She was born in 1874 in Winchester, Ohio outisde of Cincinnati, the fifth of six children to musician and painter Edwin Henry Longman and his wife Clara Delitia Adam. Evelyn's early life was disrupted by the death of her mother when she was five years old. Over the following years, she and her siblings moved between homes of various Ontario family members and their father and step-mother's home in Chicago. Evelyn insisted upon returning to Chicago at age fourteen, where she worked in a general store and briefly attended classes at the Art Institute. Inspired by the 1893 World's Columbian Exposition, she expressed a desire to become an artist and enrolled in painting and drawing classes at Olivet college in Michigan. She practiced sculpture independently, developing a portfolio that gained her admission to the sculpture department of the Art Institute of Chicago in 1898. She graduated with the highest honors, completing the four-year program in only two years.

In 1900, Longman moved to New York where she worked assisting Isidore Konti, Hermon Atkins MacNeil, and Daniel Chester French (notable as his first female assistant). French became an important resource and friend who would often recommend her for comissions. She worked on some of his major projects, including a variety of ornaments (and by some accounts, the hands) of the Lincoln Memorial.

She completed her first public commission Victory for the 1904 Louisiana Purchase Exposition, which was displayed prominently on top of Festival Hall. This publicity earned her a favorable reputation as a monumental sculptor, earning herself the distinction as the first American female sculptor to be known for such works. Her sculptures primarily depicted idealized images of civic duty adn academia, combining modern elements with classical. For example, one of her best-known scuptures, The Genius of Electricity (AKA Electricity, Spirit of Communication, or Golden Boy) (1914-1916), once displayed at the top of the Western Union Company's New York skyscraper, represents a classically Herculean figure with the detail of a contemporary hairstyle.

In 1906, she became one of the only six female members of the National Sculpture society, alongside Mary Abastenia St. Leger Eberle, Enid Yandell, Bessie Potter Vonnoh, Janet Scudder, and Anna Hyatt. In 1919, she became the first woman to receive a full membership to the National Academy of Design.

In 1909, she was awarded a commission for a set of bronze doors (Great Bronze Memorial) for the Annapolis Naval Academy. Despite hesitance to hrie a woman, the benefactor insisted on her design and even funded a research trip to Italy. Commissions for other monumental works followed, including doors for the Horsford Library at Wellesley College (1911) and the Senator William Boyd Allison monument in Des Moines (1912-1914), as well as collaborations with architect Henry Bacon; Fountain of Ceres and the Illinois Centennial Monument for Logan Square, Chicago (1918).

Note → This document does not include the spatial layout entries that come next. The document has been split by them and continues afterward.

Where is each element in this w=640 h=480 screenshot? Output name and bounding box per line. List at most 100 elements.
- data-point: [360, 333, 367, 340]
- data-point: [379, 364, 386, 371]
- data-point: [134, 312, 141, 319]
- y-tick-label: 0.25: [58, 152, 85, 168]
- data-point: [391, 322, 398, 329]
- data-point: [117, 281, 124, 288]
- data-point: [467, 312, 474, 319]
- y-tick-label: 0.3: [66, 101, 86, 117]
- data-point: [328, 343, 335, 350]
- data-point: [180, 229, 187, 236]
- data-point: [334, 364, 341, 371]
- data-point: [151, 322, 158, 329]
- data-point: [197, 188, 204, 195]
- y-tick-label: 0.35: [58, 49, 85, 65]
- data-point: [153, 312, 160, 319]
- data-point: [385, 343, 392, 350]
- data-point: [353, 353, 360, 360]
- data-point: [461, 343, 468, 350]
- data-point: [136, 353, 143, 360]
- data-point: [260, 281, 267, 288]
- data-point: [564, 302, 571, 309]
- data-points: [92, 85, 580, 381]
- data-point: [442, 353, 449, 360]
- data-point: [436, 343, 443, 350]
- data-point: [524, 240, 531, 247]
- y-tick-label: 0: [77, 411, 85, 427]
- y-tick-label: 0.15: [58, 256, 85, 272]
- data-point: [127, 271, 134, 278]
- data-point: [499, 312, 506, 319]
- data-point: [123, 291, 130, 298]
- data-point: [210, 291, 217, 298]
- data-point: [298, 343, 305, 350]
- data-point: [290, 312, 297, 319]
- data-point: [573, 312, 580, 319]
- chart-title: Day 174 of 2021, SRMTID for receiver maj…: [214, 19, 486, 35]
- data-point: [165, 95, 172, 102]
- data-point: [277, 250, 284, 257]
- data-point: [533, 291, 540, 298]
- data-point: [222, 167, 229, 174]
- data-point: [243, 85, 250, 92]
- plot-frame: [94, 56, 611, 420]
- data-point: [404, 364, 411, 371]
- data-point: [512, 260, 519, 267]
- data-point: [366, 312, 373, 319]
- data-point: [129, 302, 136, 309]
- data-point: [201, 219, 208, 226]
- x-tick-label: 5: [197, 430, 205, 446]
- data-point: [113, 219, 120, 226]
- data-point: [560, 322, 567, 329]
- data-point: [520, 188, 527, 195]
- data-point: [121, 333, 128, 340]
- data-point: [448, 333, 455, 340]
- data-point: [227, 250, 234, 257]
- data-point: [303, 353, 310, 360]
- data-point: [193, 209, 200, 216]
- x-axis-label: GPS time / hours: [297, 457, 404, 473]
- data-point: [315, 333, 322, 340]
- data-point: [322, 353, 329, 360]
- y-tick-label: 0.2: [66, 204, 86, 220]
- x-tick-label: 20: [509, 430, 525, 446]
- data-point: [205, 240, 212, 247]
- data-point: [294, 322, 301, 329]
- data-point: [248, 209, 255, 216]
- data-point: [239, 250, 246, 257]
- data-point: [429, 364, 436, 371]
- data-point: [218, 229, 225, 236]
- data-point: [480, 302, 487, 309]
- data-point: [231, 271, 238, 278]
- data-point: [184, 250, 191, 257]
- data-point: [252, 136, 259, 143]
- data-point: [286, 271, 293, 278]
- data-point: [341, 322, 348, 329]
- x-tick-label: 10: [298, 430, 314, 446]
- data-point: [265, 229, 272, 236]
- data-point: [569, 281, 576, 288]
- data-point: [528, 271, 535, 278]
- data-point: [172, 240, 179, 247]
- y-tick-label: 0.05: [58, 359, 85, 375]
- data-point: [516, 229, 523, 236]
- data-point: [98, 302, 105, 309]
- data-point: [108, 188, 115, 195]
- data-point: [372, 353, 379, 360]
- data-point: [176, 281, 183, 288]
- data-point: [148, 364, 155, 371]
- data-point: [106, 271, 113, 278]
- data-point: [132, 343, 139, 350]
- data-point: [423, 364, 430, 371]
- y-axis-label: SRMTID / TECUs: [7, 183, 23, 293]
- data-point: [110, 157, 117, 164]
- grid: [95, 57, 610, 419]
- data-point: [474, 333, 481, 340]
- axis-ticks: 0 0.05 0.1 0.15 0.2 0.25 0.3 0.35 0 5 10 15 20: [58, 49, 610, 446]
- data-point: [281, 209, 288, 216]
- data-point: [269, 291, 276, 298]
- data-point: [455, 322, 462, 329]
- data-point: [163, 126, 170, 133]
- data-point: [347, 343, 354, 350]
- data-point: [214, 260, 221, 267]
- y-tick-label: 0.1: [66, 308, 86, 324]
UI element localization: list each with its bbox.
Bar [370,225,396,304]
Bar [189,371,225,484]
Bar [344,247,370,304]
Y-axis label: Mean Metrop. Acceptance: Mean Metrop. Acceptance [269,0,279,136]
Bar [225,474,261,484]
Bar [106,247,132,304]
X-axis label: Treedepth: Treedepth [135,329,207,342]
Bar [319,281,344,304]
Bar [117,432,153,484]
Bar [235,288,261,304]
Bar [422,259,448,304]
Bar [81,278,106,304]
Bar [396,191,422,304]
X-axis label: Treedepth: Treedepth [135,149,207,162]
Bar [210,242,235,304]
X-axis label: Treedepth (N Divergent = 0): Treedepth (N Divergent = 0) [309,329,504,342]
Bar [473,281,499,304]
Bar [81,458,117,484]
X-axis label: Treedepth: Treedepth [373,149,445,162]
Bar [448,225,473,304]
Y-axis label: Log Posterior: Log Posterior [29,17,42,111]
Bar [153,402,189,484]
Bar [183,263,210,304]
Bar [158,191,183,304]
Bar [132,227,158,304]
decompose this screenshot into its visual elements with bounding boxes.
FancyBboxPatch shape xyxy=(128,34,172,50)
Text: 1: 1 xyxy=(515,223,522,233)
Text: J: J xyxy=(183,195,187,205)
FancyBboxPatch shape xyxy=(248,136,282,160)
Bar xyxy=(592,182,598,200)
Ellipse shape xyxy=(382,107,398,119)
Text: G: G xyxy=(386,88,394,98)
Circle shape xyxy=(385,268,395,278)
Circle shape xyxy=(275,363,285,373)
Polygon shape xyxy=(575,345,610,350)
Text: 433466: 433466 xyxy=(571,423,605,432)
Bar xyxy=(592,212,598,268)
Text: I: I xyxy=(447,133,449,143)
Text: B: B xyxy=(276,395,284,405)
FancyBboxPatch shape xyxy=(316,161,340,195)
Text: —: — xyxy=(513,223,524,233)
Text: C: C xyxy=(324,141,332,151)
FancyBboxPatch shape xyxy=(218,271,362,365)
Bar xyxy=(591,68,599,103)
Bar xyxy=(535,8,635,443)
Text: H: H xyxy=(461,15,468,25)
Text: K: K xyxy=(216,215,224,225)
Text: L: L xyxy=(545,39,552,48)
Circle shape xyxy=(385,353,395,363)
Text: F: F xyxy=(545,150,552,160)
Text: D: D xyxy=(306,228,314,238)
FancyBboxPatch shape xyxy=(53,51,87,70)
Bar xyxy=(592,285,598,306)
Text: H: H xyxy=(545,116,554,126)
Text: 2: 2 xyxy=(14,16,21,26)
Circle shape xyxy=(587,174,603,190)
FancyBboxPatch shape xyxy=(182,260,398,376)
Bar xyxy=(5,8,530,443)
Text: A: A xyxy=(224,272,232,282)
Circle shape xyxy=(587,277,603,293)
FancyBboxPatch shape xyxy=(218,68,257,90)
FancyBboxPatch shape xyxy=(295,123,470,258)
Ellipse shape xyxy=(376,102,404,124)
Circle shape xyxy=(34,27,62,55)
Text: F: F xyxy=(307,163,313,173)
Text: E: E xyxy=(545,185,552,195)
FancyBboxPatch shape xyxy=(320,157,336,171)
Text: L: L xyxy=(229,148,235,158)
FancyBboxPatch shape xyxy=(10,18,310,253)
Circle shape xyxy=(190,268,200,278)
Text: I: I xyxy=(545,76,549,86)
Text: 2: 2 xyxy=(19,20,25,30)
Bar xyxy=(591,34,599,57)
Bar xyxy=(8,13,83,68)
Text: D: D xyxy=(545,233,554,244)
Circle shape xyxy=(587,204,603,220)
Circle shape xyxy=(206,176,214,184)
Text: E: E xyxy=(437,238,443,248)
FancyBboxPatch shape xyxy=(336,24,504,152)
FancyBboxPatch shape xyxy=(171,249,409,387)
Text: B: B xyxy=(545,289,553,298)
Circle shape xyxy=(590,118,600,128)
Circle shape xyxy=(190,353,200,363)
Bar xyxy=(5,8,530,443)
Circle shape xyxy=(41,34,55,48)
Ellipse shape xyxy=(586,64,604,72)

In 1920, Longman married Loomis Institute boarding school headmaster Nathaniel Horton Batchelder. The two met when Batchelder hired Longman to create a memorial to his late wife. In addition to a Gramercy Park, New York studio, she kept a studio on the campus of Loomis, completing a total of fourteen sculptures for the school grounds.

Throughout the 1920s and 1930s, Longman continued to complete large-scale comissions including works for the Connecticut State Capitol, the Spanish-American War Memorial for Bushnell Park, a marble fountain for the lobby of the Hencksher Museum of Art, a large frieze of Thomas Edison (1926), Victory of Mercy (1945-1948) for the Loomis Institute, and a large head of Edison for the Naval Research Laboratory, Washington, D.C. (1952). She is the only sculptor for whom Edison is known to have set.

Upon her husband's retirement, Longman moved her studio to Cape Cod, where she died in 1954.
























She was the first woman sculptor elected to full membership in the National Academy of Design.